SmartCompany attempted to contact CYNK Technology but did not receive a response prior to publication.

According to ValueWalk, CYNK Technology has been an over-the-counter penny stock with essentially no trade value for most of 2013, and the sudden trading activity appears to have begun spontaneously.

It is also unclear if the company’s social media platform, IntroBiz.com, is widely used.

Described as “The Social Marketplace”, the site appears to ask users to pay to be introduced to celebrities or business professionals, for as little as $50 for a connection with famous actors Nicole Kidman, Johnny Depp and Leonardo DiCaprio.

Dale Gillham, chief analyst at Wealth Within, told SmartCompany these kinds of stock market bubbles “have been happening since the dawn of time”.

“These bubbles occur on markets all over the world, they occur in individual stocks like CYNK and other tradeable instruments,” says Gillham.
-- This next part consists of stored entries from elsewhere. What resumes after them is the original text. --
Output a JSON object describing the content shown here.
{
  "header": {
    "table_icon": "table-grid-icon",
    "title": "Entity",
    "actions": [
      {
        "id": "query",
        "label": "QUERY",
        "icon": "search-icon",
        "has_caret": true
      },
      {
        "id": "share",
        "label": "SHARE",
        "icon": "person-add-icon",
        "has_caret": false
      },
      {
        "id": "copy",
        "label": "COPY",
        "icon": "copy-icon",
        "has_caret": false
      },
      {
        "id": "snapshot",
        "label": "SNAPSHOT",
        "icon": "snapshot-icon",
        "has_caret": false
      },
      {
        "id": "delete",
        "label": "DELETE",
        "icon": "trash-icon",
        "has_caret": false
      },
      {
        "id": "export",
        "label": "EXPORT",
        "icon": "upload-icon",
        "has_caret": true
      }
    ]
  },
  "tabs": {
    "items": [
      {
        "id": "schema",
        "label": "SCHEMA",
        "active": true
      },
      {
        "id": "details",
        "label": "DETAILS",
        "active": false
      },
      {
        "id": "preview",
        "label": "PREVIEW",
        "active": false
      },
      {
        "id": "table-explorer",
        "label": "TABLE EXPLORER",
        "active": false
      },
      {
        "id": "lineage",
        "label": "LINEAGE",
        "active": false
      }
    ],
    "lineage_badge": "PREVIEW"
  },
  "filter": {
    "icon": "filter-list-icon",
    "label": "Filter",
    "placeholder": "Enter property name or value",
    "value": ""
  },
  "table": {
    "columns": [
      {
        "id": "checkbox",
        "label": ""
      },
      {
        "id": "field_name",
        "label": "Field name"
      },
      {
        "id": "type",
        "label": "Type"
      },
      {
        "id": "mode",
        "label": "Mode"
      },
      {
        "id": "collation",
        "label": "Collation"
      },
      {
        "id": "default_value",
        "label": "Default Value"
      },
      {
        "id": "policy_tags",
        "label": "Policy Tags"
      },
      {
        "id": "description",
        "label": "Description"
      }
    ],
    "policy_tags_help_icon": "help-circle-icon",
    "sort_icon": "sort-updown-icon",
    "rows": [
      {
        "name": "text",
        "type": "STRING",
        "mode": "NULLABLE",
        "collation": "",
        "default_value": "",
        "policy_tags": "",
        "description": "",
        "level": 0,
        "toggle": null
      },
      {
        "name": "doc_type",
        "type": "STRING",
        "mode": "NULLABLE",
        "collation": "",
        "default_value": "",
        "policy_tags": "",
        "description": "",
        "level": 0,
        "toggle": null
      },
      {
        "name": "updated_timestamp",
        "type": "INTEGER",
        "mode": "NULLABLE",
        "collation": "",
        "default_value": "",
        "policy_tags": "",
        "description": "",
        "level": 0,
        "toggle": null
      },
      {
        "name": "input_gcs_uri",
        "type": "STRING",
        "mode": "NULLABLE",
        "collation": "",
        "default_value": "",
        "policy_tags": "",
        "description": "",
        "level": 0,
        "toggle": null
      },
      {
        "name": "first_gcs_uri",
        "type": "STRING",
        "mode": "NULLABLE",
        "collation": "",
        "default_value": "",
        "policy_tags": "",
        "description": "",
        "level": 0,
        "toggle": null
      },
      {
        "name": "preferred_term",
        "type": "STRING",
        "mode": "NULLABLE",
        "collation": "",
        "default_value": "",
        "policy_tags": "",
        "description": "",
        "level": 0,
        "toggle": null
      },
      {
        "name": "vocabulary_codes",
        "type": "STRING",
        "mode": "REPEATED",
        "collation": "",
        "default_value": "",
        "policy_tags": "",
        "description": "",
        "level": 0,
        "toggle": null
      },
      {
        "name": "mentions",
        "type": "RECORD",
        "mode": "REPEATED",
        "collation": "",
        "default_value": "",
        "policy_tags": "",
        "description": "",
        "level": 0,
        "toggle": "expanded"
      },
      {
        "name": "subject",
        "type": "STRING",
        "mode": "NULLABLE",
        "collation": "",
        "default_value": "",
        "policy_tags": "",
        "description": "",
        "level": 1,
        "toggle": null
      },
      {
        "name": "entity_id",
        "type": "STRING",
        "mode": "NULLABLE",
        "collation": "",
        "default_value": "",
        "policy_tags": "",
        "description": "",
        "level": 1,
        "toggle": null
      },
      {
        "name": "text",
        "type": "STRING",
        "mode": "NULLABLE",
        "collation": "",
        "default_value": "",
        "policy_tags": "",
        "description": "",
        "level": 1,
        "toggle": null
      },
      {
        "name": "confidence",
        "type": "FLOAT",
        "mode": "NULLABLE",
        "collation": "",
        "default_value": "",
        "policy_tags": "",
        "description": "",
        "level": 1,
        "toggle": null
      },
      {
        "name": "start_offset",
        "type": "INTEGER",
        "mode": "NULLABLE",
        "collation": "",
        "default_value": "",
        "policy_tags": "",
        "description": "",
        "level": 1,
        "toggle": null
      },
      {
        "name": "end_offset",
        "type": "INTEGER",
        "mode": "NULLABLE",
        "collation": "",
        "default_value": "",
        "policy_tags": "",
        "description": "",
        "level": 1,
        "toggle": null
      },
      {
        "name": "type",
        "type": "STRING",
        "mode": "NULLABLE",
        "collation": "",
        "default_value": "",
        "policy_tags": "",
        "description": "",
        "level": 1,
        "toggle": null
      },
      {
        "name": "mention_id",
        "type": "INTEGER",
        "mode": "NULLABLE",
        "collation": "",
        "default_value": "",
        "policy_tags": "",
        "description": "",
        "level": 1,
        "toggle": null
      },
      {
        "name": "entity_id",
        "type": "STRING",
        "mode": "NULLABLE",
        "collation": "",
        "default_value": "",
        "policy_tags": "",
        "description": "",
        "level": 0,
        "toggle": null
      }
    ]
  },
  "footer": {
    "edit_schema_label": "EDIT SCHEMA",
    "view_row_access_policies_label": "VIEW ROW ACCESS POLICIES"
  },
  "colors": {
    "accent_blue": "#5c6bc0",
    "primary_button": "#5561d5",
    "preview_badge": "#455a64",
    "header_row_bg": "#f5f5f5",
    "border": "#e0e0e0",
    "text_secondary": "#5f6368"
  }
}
But why do bubbles form around stocks such as CYNK? Gillham says the answer is simple.

“They are the result of rampant speculation or, in other words, greed.”

“Basically how something like this occurs is that a person or collective of people who are high risk takers—read, gamblers—take a punt on a company that might deliver something valuable in the future,” explains Gillham.

“In Australia, this sort of bubble was often seen in mining where investors punted on the mine finding gold, whereas in the US more recently we have seen it on companies that have made no money, have no real assets and have been bought by Google, Apple or Facebook,” he says.

“CYNK may be one of those stocks that is rising on speculation of a possible buyout from one of these companies.”

But Gillham says the investors buying stocks like CYNK could be playing with fire.

“The challenge is that these companies can rise fast and they can fall just as fast, and the vast majority of people gambling on them will lose as the majority will enter into it during the last rise in share price,” says Gillham.

“What occurs is that the uneducated investors watch the markets for stocks to rise in both volume and price, and then jump on board hoping in what I call the ‘buy and pray’ method of investing. Hence the more the share price rises and the more volume that comes into the share, the more gamblers buy into it until the gamblers exhaust themselves. And then the bust starts.”